Cognitive radio (CR) has been proposed to improve the spectrum utilization by exploiting the temporarily unused radio spectrum allocated to the primary user (PU) [Mitola and Maguire, 1999; Haykin, 2005; Hossain et al., 2009]. Before data transmission, CR must continuously sense the spectrum and identify the presence of PU in order to avoid causing any harmful interference to PU. Hence, the spectrum sensing has become an important research area [Cabric et al., 2004; Liang et al., 2008].
 Energy detection has been widely used as a single-user sensing method because of its simple implementation without using any prior information of PU's signal [Urkowitz, 1967; Shen et al., 2008; Zhang et al., 2009]. However, the performance of energy detection may be degraded if PU is in a fading and shadowing environment as a hidden terminal [Digham et al., 2003]. Multiple CRs are designed to perform cooperative sensing in order to improve the accuracy of sensing the hidden PU. In cooperative sensing, a fusion center is needed to obtain a final decision on the presence of PU by combining the sensing results of individual CRs [Tan et al., 2012; Uchiyama et al., 2007; Ganesan and Li, 2005]. False alarm probability (the probability of detecting the presence of PU falsely) and detection probability (the probability of claiming the presence of PU accurately) are commonly used to measure the performance of spectrum sensing [Wei et al., 2008].
 Wideband CR can operate over multiple idle subchannels to make improvement on throughput. An optimal multiband joint detection for spectrum sensing is proposed in Fan and Jiang  and Quan et al. . The spectrum sensing problem is formulated as a class of optimization problems about sensing threshold, which maximizes the aggregated throughput of CR under some constraints on the interference to PU. An iterative sensing threshold optimization is proposed in Liu et al.  and Teo et al. , and the optimal thresholds are selected in order to minimize the sum of the probabilities of false alarm and miss detection. However, the works reported in the above references all assume that each CR has a fixed transmission power and rate, and the gain of dynamic power allocation is not exploited.
 A joint optimization of detection and power allocation for multichannel CR is proposed in [Fan et al., 2011; Huang and Baltasar, 2010; Liu et al., 2013], where an efficient algorithm was reported to maximize the total throughput of CR by optimizing jointly both the detection operation and the power allocation. However, this algorithm includes the interference as a part of the throughput, which is produced by the transmission of CR when the miss detection happens. Therefore, the interference to PU may be increased if the throughput is improved. In addition, the algorithm reported in Quan et al.  and Fan et al.  solves the proposed optimization problem based on the interior point method that requires high iteration complexity, because multiple iterations have to be implemented for each constraint condition.

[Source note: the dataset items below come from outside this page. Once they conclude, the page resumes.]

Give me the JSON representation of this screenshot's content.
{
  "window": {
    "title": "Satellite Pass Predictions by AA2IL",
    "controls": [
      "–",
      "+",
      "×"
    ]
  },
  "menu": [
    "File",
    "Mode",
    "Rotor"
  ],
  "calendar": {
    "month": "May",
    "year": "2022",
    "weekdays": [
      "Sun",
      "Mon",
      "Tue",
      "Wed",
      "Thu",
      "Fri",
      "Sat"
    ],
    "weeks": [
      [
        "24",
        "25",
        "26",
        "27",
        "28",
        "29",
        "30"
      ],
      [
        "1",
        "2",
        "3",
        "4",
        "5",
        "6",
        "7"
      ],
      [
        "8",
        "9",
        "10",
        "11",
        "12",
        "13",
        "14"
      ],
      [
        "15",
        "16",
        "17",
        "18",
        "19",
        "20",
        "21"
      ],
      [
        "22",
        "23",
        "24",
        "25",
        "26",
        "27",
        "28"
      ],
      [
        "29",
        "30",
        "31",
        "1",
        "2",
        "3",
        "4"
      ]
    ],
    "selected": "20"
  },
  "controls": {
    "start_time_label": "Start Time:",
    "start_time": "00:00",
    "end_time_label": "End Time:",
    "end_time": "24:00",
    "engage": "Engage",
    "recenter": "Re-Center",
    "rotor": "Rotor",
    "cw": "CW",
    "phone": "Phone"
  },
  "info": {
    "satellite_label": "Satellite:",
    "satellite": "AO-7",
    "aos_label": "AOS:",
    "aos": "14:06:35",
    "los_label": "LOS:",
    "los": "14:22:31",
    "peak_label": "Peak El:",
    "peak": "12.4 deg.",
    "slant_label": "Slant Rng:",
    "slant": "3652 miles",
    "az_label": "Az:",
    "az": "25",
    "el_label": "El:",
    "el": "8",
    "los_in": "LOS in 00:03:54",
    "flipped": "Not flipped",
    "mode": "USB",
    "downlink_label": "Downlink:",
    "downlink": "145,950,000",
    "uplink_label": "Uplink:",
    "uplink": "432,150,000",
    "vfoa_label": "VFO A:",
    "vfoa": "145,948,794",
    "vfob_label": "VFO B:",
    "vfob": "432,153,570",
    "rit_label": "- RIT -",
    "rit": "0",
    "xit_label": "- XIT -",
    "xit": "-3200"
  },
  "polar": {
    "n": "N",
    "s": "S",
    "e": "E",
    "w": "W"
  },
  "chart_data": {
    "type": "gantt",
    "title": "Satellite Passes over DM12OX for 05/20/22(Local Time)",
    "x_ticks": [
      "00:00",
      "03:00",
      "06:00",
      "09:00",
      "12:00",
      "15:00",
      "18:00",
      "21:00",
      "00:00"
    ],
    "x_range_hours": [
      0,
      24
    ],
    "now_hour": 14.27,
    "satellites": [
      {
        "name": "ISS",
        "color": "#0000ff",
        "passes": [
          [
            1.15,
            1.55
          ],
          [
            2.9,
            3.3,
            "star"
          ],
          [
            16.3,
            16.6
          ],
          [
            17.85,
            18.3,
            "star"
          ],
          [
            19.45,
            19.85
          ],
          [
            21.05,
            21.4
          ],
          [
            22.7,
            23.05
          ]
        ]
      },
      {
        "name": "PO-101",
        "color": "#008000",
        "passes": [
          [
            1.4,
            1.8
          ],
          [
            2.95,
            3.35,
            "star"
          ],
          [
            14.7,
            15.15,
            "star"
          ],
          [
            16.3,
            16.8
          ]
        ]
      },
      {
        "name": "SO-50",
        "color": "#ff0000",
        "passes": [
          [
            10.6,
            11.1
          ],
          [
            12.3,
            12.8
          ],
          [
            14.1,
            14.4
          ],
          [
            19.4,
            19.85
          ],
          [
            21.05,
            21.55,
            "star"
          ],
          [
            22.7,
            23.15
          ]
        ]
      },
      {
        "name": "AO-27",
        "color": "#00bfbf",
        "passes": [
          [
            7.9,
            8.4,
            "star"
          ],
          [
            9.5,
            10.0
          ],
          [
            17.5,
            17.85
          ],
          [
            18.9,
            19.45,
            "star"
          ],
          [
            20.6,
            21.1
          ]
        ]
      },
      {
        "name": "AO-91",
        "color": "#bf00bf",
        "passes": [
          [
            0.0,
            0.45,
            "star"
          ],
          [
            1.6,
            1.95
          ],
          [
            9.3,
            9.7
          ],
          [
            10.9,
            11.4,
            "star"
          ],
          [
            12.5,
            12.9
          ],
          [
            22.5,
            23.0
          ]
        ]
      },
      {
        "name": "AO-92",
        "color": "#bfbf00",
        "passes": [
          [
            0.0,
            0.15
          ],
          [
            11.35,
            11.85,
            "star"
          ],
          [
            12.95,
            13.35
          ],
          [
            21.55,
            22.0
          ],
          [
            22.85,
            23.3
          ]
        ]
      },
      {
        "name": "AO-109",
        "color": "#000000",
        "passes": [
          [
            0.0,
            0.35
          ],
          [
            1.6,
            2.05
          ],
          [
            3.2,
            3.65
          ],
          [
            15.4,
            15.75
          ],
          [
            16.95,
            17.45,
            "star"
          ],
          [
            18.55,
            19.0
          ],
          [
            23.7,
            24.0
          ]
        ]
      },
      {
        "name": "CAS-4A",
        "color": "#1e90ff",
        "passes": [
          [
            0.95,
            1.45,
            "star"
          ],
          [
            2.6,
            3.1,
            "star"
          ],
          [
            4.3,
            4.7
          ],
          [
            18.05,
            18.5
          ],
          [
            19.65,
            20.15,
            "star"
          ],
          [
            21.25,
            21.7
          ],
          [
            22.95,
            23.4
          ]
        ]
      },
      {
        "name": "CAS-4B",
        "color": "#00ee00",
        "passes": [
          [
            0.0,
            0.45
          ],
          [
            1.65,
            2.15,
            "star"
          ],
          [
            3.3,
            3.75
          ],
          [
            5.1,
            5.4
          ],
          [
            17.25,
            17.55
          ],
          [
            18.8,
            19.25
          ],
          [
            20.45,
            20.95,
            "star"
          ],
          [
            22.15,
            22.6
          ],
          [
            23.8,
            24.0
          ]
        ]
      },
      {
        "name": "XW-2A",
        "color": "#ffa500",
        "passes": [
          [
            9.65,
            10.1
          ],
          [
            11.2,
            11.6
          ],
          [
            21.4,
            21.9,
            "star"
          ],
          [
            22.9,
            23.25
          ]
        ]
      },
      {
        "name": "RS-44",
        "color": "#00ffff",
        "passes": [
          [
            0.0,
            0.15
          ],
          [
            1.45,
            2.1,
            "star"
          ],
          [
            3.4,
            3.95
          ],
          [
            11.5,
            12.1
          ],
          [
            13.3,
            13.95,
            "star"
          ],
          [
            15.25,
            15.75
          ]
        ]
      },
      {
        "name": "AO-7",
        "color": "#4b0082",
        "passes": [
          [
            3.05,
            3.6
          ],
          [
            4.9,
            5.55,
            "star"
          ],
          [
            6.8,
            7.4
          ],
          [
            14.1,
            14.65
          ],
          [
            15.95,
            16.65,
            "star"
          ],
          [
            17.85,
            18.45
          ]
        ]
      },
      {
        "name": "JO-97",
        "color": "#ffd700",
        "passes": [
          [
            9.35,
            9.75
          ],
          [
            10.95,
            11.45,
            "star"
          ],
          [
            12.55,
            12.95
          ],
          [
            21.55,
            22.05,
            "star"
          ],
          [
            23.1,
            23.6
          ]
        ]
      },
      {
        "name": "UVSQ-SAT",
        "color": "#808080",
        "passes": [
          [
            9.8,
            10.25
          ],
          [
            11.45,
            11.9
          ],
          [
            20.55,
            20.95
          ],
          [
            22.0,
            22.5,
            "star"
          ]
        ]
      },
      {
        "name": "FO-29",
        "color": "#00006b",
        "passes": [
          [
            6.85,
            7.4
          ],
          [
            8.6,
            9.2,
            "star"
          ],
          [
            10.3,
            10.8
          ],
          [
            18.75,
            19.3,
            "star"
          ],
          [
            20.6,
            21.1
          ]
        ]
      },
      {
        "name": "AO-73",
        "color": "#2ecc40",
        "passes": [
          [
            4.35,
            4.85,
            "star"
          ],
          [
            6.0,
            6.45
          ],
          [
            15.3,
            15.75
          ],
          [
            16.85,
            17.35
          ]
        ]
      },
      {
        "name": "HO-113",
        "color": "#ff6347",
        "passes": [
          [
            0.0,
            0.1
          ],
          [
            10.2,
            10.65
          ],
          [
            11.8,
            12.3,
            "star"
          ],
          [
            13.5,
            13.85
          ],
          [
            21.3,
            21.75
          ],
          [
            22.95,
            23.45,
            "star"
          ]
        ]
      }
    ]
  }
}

 In this paper, a joint optimization of sensing threshold and transmission power is proposed, which maximizes the total throughput of wideband CR subject to the constraints on the total interference, the total power, and the probabilities of false alarm and detection of each subchannel. An alternative optimization algorithm is also proposed, which minimizes the total interference under the constraints of the total throughput, the total power, and the sensing probabilities. The weighed cooperative sensing is then proposed to maximize the detection probability by selecting the optimal weighed factors, and the joint optimization of sensing threshold and transmission power based on weighed cooperative sensing is also analyzed and solved. The bilevel optimization method with reduced iteration complexity is used to solve the proposed optimization problems. The simulations have shown that the proposed joint optimization algorithm can obtain desirable improvement on the throughput of CR and decrease the interference to PU greatly.
 The rest of the paper is organized as follows. The system models including energy detection model and wideband CR model are described in section 2. In section 3, we develop the joint optimization algorithms of sensing threshold and transmission power including maximizing throughput and minimizing interference. The joint optimization of weighed cooperative sensing is formulated in section 4. The advantages of the proposed joint optimization algorithm are illustrated by simulations in section 5, and conclusions are finally drawn in section 6.